P.S. 01001110011010010110001101100101001000000111001101 10100101100111011011100110000101110100011101010111 001001100101

Stuartbe
17-03-2004, 11:01
Hi Stuartbe,

Thanks for your post - the real problem I am having is with scripts on web servers that are restricted via IP address.

Its very frustrating that my service seems to be moving further and further away from what I bought (a broadband connection with static IPs)!

Thanks again for your help

Bob

P.S. 01001110011010010110001101100101001000000111001101 10100101100111011011100110000101110100011101010111 001001100101

LOL - Yep its a very nice sig isn't it :)

I think we need to wait for someone from NTL to confirm the proxy server issue.... Are you on a leased line/fibre or cable router ?

Mr Fett
17-03-2004, 11:24
Hi Stuartbe,

Erm - we are on a cable router I think (well - we have a cable modem?)

Thanks

Bob

P.S. Is a leased line much more expensive and would it sole my problem?

Paul
17-03-2004, 13:34
I would ring NTL and complain bitterly that as a business customer you don't want to be forced to use the transparent caches that are for (I thought) the residential BB service.

I reluctantly put up with them and their problems as a residential customer myself - but there is no way in hell I would ever put up with being forced through them as a business customer.

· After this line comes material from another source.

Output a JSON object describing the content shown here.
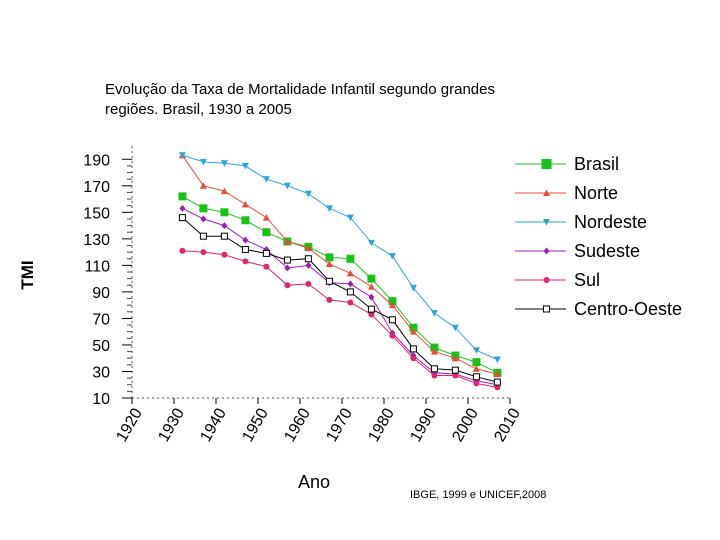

Much as I hate to say it - if they won't budge I would look at a business ADSL package instead.

Richard M
17-03-2004, 13:42
Hi Stuartbe,

Thanks for your post - the real problem I am having is with scripts on web servers that are restricted via IP address.

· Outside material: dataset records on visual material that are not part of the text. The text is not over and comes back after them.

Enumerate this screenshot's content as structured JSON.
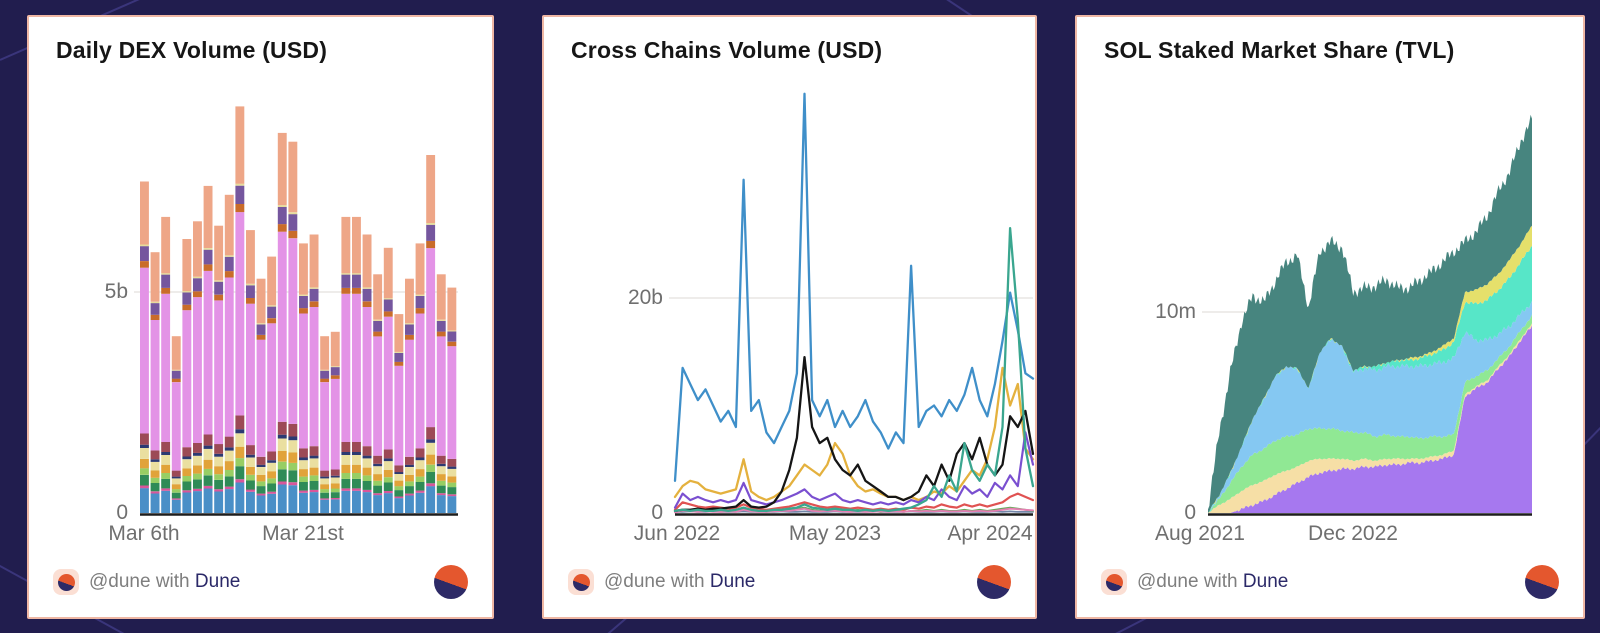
{
  "page": {
    "background_color": "#211d4e",
    "card_border_color": "#efb7a4",
    "card_background": "#ffffff"
  },
  "footer": {
    "prefix": "@dune with",
    "brand": "Dune"
  },
  "cards": [
    {
      "title": "Daily DEX Volume (USD)",
      "y_ticks": [
        "5b",
        "0"
      ],
      "x_ticks": [
        "Mar 6th",
        "Mar 21st"
      ]
    },
    {
      "title": "Cross Chains Volume (USD)",
      "y_ticks": [
        "20b",
        "0"
      ],
      "x_ticks": [
        "Jun 2022",
        "May 2023",
        "Apr 2024"
      ]
    },
    {
      "title": "SOL Staked Market Share (TVL)",
      "y_ticks": [
        "10m",
        "0"
      ],
      "x_ticks": [
        "Aug 2021",
        "Dec 2022"
      ]
    }
  ],
  "chart_data": [
    {
      "type": "bar",
      "stacked": true,
      "title": "Daily DEX Volume (USD)",
      "unit": "billion USD per day",
      "x_axis": "days, Mar 2024 (Mar 6th and Mar 21st labeled)",
      "ylim": [
        0,
        10
      ],
      "y_tick_value": 5,
      "grid": "single horizontal line at 5b",
      "values": [
        7.5,
        5.9,
        6.7,
        4.0,
        6.2,
        6.6,
        7.4,
        6.5,
        7.2,
        9.2,
        6.4,
        5.3,
        5.8,
        8.6,
        8.4,
        6.1,
        6.3,
        4.0,
        4.1,
        6.7,
        6.7,
        6.3,
        5.4,
        6.0,
        4.5,
        5.3,
        6.1,
        8.1,
        5.4,
        5.1
      ],
      "segments": [
        {
          "name": "dex-1",
          "color": "#4a8fc7",
          "share": 0.075
        },
        {
          "name": "dex-2",
          "color": "#d9569b",
          "share": 0.008
        },
        {
          "name": "dex-3",
          "color": "#2f8b57",
          "share": 0.032
        },
        {
          "name": "dex-4",
          "color": "#97ce64",
          "share": 0.02
        },
        {
          "name": "dex-5",
          "color": "#e1a33a",
          "share": 0.028
        },
        {
          "name": "dex-6",
          "color": "#eadfa0",
          "share": 0.033
        },
        {
          "name": "dex-7",
          "color": "#2c3a72",
          "share": 0.01
        },
        {
          "name": "dex-8",
          "color": "#9c4a56",
          "share": 0.034
        },
        {
          "name": "dex-9",
          "color": "#e393e6",
          "share": 0.5
        },
        {
          "name": "dex-10",
          "color": "#c96c2a",
          "share": 0.02
        },
        {
          "name": "dex-11",
          "color": "#75569e",
          "share": 0.045
        },
        {
          "name": "dex-12",
          "color": "#e6dc9a",
          "share": 0.005
        },
        {
          "name": "dex-13",
          "color": "#eea687",
          "share": 0.19
        }
      ]
    },
    {
      "type": "line",
      "title": "Cross Chains Volume (USD)",
      "unit": "billion USD",
      "x_axis": "Jun 2022 to Apr 2024",
      "ylim": [
        0,
        40
      ],
      "y_tick_value": 20,
      "grid": "single horizontal line at 20b",
      "x_count": 48,
      "series": [
        {
          "name": "chain-slate",
          "color": "#7286a8",
          "width": 1.8,
          "values": [
            0.1,
            0.1,
            0.15,
            0.1,
            0.1,
            0.15,
            0.1,
            0.1,
            0.1,
            0.15,
            0.1,
            0.1,
            0.1,
            0.1,
            0.15,
            0.1,
            0.1,
            0.15,
            0.1,
            0.1,
            0.1,
            0.15,
            0.1,
            0.1,
            0.1,
            0.1,
            0.15,
            0.1,
            0.1,
            0.1,
            0.1,
            0.15,
            0.1,
            0.1,
            0.1,
            0.15,
            0.1,
            0.1,
            0.15,
            0.1,
            0.1,
            0.1,
            0.15,
            0.1,
            0.15,
            0.1,
            0.1,
            0.1
          ]
        },
        {
          "name": "chain-green",
          "color": "#69a85c",
          "width": 1.8,
          "values": [
            0.1,
            0.3,
            0.2,
            0.3,
            0.2,
            0.3,
            0.2,
            0.2,
            0.3,
            0.4,
            0.2,
            0.2,
            0.1,
            0.2,
            0.3,
            0.3,
            0.4,
            0.5,
            0.3,
            0.2,
            0.3,
            0.3,
            0.2,
            0.2,
            0.3,
            0.2,
            0.2,
            0.1,
            0.2,
            0.2,
            0.1,
            0.2,
            0.2,
            0.3,
            0.2,
            0.3,
            0.2,
            0.2,
            0.3,
            0.2,
            0.3,
            0.2,
            0.3,
            0.4,
            0.5,
            0.4,
            0.3,
            0.2
          ]
        },
        {
          "name": "chain-pink",
          "color": "#e47fb2",
          "width": 1.8,
          "values": [
            0.05,
            0.2,
            0.15,
            0.1,
            0.15,
            0.1,
            0.1,
            0.15,
            0.1,
            0.3,
            0.15,
            0.1,
            0.1,
            0.15,
            0.2,
            0.2,
            0.3,
            0.4,
            0.2,
            0.15,
            0.2,
            0.2,
            0.15,
            0.1,
            0.15,
            0.1,
            0.1,
            0.15,
            0.1,
            0.15,
            0.1,
            0.2,
            0.15,
            0.2,
            0.15,
            0.2,
            0.15,
            0.15,
            0.2,
            0.15,
            0.2,
            0.15,
            0.2,
            0.3,
            0.4,
            0.35,
            0.3,
            0.25
          ]
        },
        {
          "name": "chain-red",
          "color": "#e05252",
          "width": 2.2,
          "values": [
            0.3,
            1,
            0.8,
            0.6,
            0.5,
            0.6,
            0.5,
            0.4,
            0.5,
            0.8,
            0.5,
            0.4,
            0.3,
            0.4,
            0.5,
            0.6,
            0.8,
            1,
            0.8,
            0.6,
            0.5,
            0.6,
            0.5,
            0.4,
            0.5,
            0.4,
            0.3,
            0.4,
            0.3,
            0.4,
            0.3,
            0.5,
            0.4,
            0.6,
            0.5,
            0.8,
            0.6,
            0.5,
            0.8,
            0.6,
            0.8,
            0.6,
            0.8,
            1,
            1.5,
            1.8,
            1.5,
            1.2
          ]
        },
        {
          "name": "chain-gold",
          "color": "#e4b13e",
          "width": 2.3,
          "values": [
            1.5,
            2.5,
            3,
            2.8,
            2.2,
            2,
            1.8,
            2,
            2.2,
            5,
            2,
            1.5,
            1.2,
            1.5,
            2,
            2.5,
            3.5,
            4.5,
            4,
            3.5,
            4.5,
            6.5,
            5.5,
            3.5,
            2.5,
            2,
            2.2,
            1.8,
            1.5,
            1.5,
            1.2,
            1.5,
            1.2,
            1.5,
            2,
            1.8,
            2.5,
            2,
            3,
            4,
            3.5,
            5,
            8,
            13.5,
            10,
            12,
            6,
            5
          ]
        },
        {
          "name": "chain-purple",
          "color": "#7a4fd0",
          "width": 2.2,
          "values": [
            0.5,
            1.8,
            1.2,
            1.5,
            1.2,
            1,
            1.2,
            1,
            1.2,
            2.8,
            1.2,
            1,
            0.8,
            1,
            1.2,
            1.5,
            1.8,
            2.2,
            1.5,
            1.2,
            1.5,
            1.8,
            1.2,
            1,
            1.2,
            1,
            0.8,
            1,
            0.8,
            1,
            0.8,
            1.2,
            1,
            1.5,
            1.2,
            2.2,
            1.5,
            1.2,
            2.5,
            1.8,
            2.2,
            1.5,
            2.8,
            2.2,
            3.5,
            2.5,
            7.5,
            4.5
          ]
        },
        {
          "name": "chain-black",
          "color": "#151515",
          "width": 2.3,
          "values": [
            0.2,
            0.3,
            0.3,
            0.4,
            0.3,
            0.4,
            0.4,
            0.5,
            0.6,
            1.2,
            0.6,
            0.5,
            0.6,
            1,
            2,
            4,
            7,
            14.5,
            8,
            6.5,
            7,
            5,
            4,
            3.5,
            4.5,
            3,
            2.5,
            2,
            1.5,
            1.5,
            1.2,
            1.5,
            2,
            3.5,
            2.5,
            4.5,
            3,
            5.5,
            6.5,
            5,
            7,
            4.5,
            3.5,
            4.5,
            9,
            8,
            9.5,
            5.5
          ]
        },
        {
          "name": "chain-blue",
          "color": "#3f8fc9",
          "width": 2.3,
          "values": [
            3,
            13.5,
            12,
            10.5,
            11.5,
            10,
            8.5,
            9.5,
            8,
            31,
            9.5,
            10.5,
            7.5,
            6.5,
            8,
            9.5,
            13,
            39,
            10.5,
            9,
            10.5,
            8,
            9.5,
            8,
            9,
            10.5,
            8.5,
            7.5,
            6,
            7.5,
            6.5,
            23,
            8,
            9.5,
            10,
            9,
            10.5,
            9.5,
            11,
            13.5,
            10.5,
            9,
            12,
            16,
            20.5,
            17,
            13,
            12.5
          ]
        },
        {
          "name": "chain-teal",
          "color": "#3aa68f",
          "width": 2.3,
          "values": [
            0.2,
            0.3,
            0.2,
            0.3,
            0.2,
            0.2,
            0.3,
            0.2,
            0.3,
            0.5,
            0.3,
            0.2,
            0.2,
            0.3,
            0.3,
            0.4,
            0.5,
            0.8,
            0.5,
            0.4,
            0.3,
            0.4,
            0.3,
            0.3,
            0.2,
            0.3,
            0.2,
            0.3,
            0.2,
            0.3,
            0.4,
            0.5,
            0.8,
            1.2,
            2.5,
            1.5,
            3.5,
            2,
            6.5,
            4,
            3,
            4.5,
            3.5,
            8,
            26.5,
            18,
            6,
            2.5
          ]
        }
      ]
    },
    {
      "type": "area",
      "stacked": true,
      "title": "SOL Staked Market Share (TVL)",
      "unit": "million SOL (TVL)",
      "x_axis": "Aug 2021 to mid 2024",
      "ylim": [
        0,
        20
      ],
      "y_tick_value": 10,
      "grid": "single horizontal line at 10m",
      "x_count": 30,
      "layers": [
        {
          "name": "staker-purple",
          "color": "#a678ef",
          "jitter": 0.06,
          "values": [
            0,
            0,
            0,
            0.2,
            0.4,
            0.6,
            0.9,
            1.2,
            1.5,
            1.8,
            2.0,
            2.1,
            2.2,
            2.2,
            2.3,
            2.3,
            2.4,
            2.4,
            2.5,
            2.5,
            2.6,
            2.7,
            2.9,
            5.8,
            6.2,
            6.5,
            7.2,
            7.8,
            8.6,
            9.3
          ]
        },
        {
          "name": "staker-peach",
          "color": "#f6dfa6",
          "jitter": 0.03,
          "values": [
            0,
            0.4,
            0.7,
            0.9,
            1.0,
            1.0,
            1.0,
            0.9,
            0.8,
            0.8,
            0.7,
            0.6,
            0.5,
            0.4,
            0.4,
            0.3,
            0.3,
            0.3,
            0.2,
            0.2,
            0.2,
            0.2,
            0.2,
            0.1,
            0.1,
            0.1,
            0.1,
            0.1,
            0.1,
            0.1
          ]
        },
        {
          "name": "staker-lightgreen",
          "color": "#90e894",
          "jitter": 0.05,
          "values": [
            0,
            0.3,
            0.8,
            1.2,
            1.5,
            1.6,
            1.7,
            1.7,
            1.6,
            1.6,
            1.5,
            1.5,
            1.4,
            1.4,
            1.3,
            1.2,
            1.2,
            1.1,
            1.1,
            1.0,
            1.0,
            0.9,
            0.8,
            0.6,
            0.5,
            0.5,
            0.4,
            0.4,
            0.4,
            0.4
          ]
        },
        {
          "name": "staker-skyblue",
          "color": "#85c8f2",
          "jitter": 0.1,
          "values": [
            0,
            0.2,
            0.5,
            1.0,
            1.8,
            2.5,
            3.2,
            3.5,
            3.3,
            2.0,
            3.8,
            4.5,
            4.2,
            3.0,
            3.2,
            3.3,
            3.4,
            3.5,
            3.5,
            3.6,
            3.6,
            3.7,
            3.8,
            2.5,
            1.8,
            1.5,
            1.2,
            1.0,
            0.8,
            0.7
          ]
        },
        {
          "name": "staker-turquoise",
          "color": "#57e6c8",
          "jitter": 0.07,
          "values": [
            0,
            0,
            0,
            0,
            0,
            0,
            0,
            0,
            0,
            0,
            0,
            0,
            0,
            0.1,
            0.1,
            0.2,
            0.2,
            0.3,
            0.3,
            0.4,
            0.5,
            0.6,
            0.8,
            1.5,
            1.8,
            2.0,
            2.2,
            2.4,
            2.6,
            2.8
          ]
        },
        {
          "name": "staker-yellow",
          "color": "#e5e06b",
          "jitter": 0.04,
          "values": [
            0,
            0,
            0,
            0,
            0,
            0,
            0,
            0,
            0,
            0,
            0,
            0,
            0,
            0,
            0,
            0,
            0,
            0,
            0.1,
            0.1,
            0.1,
            0.2,
            0.2,
            0.5,
            0.7,
            0.8,
            0.8,
            0.9,
            0.9,
            1.0
          ]
        },
        {
          "name": "staker-darkteal",
          "color": "#47857f",
          "jitter": 0.22,
          "values": [
            0.2,
            3.1,
            5.0,
            6.2,
            6.1,
            4.8,
            4.7,
            5.2,
            5.6,
            4.0,
            5.0,
            4.8,
            4.9,
            3.9,
            3.9,
            4.0,
            4.1,
            3.6,
            3.5,
            3.8,
            4.0,
            4.2,
            4.3,
            2.5,
            2.9,
            3.4,
            4.1,
            4.4,
            5.1,
            5.3
          ]
        }
      ]
    }
  ]
}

Are you in control of these scripts?
If so, I suggest using the HTTP_X_FORWARDED_FOR HTTP header as well as the usual ones for IP detection.
If not, then try asking the people who's scripts they are?

I know it's not ideal but it could be a last resort if NTL refuse to remove your proxy.

Mr Fett
17-03-2004, 15:22
Thanks for your input all, I don't know what I am going to do.

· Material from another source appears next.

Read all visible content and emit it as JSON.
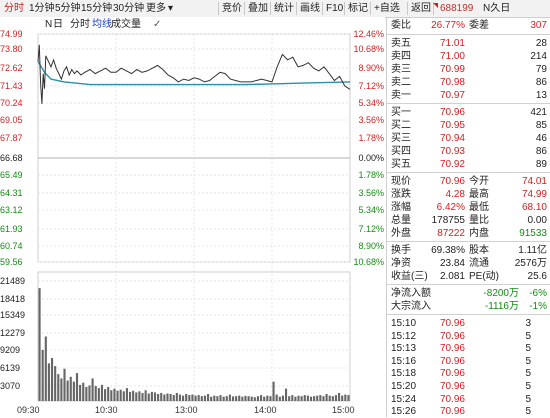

Pem - I think you are right, I am going to have to look at an alternative. Does anyone know what the costs are for NTL leased lines? Or does anyone know of any other suitable solutions? I don't think we can have ADSL due to location problems.

Richard alas I am not in control of all of the scripts and many are with e-commerce solution providers that will NOT change the setup (especially any security aspect of it).

Thanks

Bob

Richard M
17-03-2004, 15:32
Here's (http://business.ntl.com/en/productsandservices/productdetail.jhtml?ProductId=prod520005) the details, I think it will be shockingly expensive though because I've seen BT's [ PDF (http://www.downloads.bt.com/b4b/pdf/Private_Circuit_pricing.pdf) ] and their products start in the hundreds of pounds.

Mr Fett
17-03-2004, 16:06
I think I'm taking my business here: http://www.easynet.net/broadband/

Thank you for your help all!

Will be in touch as ironically I am getting NTL broadband for home in a couple of weeks!